Poderíamos afirmar que uma democracia adentra no território "irresponsável" quando um país não consegue impor limites às manobras de poder de um líder eleito que opta por não entregar o poder e, para isso, reescreve as regras do jogo. Um dos corolários quase sempre é a opressão de algum tipo, muitas vezes começando pela oposição política. E a mistura se torna letal, como acontece na Iugoslávia, quando questões de raça, etnia ou religião são utilizadas para inflamar as paixões políticas.
Susan Kaufman Purcell, presidente da Sociedade das Américas, em Nova York, classifica os governos de Hugo Chávez, na Venezuela, e de Fujimori, no Peru, como "democracias imperfeitas", acrescentando que, "muitas vezes, é difícil diferenciar as democracias imperfeitas das falsas democracias". Para ela, uma democracia precisa ter "a possibilidade de um líder em exercício ser destituído do poder por meio do voto, por meio de um processo eleitoral que dê espaço à concorrência".

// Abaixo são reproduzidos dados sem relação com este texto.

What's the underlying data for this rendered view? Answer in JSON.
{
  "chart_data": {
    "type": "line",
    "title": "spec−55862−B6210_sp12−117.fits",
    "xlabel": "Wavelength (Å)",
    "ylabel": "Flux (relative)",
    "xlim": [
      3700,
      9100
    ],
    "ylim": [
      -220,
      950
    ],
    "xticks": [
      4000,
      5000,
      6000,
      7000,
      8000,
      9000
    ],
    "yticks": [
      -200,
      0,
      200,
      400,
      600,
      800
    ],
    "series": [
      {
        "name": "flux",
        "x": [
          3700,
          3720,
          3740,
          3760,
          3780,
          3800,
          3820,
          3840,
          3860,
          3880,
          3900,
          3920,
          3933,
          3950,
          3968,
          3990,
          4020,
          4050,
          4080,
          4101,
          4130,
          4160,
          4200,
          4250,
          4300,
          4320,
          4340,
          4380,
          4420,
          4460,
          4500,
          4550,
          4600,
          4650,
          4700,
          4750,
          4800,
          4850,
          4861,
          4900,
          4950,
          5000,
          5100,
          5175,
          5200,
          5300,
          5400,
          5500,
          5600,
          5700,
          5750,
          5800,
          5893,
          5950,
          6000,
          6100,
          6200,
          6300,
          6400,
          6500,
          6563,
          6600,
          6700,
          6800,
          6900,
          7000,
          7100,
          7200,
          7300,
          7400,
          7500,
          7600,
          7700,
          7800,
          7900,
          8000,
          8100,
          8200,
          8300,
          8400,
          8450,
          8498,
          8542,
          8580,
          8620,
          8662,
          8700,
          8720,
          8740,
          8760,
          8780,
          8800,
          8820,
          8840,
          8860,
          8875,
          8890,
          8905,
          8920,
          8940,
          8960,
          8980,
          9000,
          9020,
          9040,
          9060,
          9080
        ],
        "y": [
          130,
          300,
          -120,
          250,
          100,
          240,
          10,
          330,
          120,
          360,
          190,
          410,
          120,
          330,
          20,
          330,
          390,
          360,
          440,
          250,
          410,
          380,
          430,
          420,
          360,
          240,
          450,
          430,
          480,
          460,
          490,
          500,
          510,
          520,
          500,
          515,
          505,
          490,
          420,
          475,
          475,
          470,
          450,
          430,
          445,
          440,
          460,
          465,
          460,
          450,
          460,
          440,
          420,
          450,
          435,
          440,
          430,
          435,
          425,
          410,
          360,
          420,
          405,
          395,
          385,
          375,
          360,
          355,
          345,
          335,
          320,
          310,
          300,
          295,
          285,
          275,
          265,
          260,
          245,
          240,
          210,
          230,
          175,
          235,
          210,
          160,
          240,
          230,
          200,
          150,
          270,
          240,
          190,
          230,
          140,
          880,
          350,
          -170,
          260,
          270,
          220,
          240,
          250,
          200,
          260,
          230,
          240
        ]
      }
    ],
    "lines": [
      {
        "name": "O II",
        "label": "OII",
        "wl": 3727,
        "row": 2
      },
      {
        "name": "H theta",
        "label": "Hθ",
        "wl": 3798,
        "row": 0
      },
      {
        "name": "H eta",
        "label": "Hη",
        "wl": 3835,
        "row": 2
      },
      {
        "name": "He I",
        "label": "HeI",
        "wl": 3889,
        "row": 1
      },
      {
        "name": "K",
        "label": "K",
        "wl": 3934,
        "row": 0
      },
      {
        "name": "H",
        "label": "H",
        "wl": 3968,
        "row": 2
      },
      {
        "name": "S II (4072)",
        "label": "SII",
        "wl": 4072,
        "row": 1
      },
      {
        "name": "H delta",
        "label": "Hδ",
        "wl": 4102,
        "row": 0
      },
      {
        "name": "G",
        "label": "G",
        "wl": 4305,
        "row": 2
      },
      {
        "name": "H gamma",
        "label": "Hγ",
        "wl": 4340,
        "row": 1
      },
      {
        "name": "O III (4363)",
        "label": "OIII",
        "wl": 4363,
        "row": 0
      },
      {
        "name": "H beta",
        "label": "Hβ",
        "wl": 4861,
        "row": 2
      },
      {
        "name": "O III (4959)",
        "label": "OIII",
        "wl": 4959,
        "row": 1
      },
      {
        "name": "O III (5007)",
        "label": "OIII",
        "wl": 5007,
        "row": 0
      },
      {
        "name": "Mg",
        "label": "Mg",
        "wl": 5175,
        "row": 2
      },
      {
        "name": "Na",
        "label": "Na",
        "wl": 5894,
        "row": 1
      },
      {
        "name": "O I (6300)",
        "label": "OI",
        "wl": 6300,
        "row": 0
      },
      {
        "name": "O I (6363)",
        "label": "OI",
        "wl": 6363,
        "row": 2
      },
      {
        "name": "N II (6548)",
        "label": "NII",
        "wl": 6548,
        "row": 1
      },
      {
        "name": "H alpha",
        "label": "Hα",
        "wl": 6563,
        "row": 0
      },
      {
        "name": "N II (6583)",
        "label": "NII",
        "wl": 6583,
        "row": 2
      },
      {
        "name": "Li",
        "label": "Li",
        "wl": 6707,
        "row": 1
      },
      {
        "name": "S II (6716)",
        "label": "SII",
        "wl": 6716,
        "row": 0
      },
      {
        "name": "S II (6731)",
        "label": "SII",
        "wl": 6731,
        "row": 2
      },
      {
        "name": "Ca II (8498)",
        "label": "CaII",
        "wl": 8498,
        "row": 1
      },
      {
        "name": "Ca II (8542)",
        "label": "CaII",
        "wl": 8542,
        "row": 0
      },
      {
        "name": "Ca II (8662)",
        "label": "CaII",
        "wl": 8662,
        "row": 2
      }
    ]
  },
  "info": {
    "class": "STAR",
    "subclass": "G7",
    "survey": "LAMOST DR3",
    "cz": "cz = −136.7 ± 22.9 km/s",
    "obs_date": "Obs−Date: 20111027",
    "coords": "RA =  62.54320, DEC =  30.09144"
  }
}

Michael Joseph Smith, professor de ciência política na Universidade de Virgínia (EUA), disse que as democracias fortes "ainda não refletiram o suficiente sobre a manutenção da democracia".
No caso do Peru, disse, os EUA poderiam ter dado apoio maior à OEA. Em lugar disso, primeiro endossaram a avaliação incomumente enfática da OEA segundo a qual a eleição teve falhas. Num segundo momento, porém, recuaram. Para Smith, foi uma mensagem negativa à América Latina. "Precisamos mobilizar muito mais as organizações multilaterais", disse Smith. "A democracia exige cuidados constantes."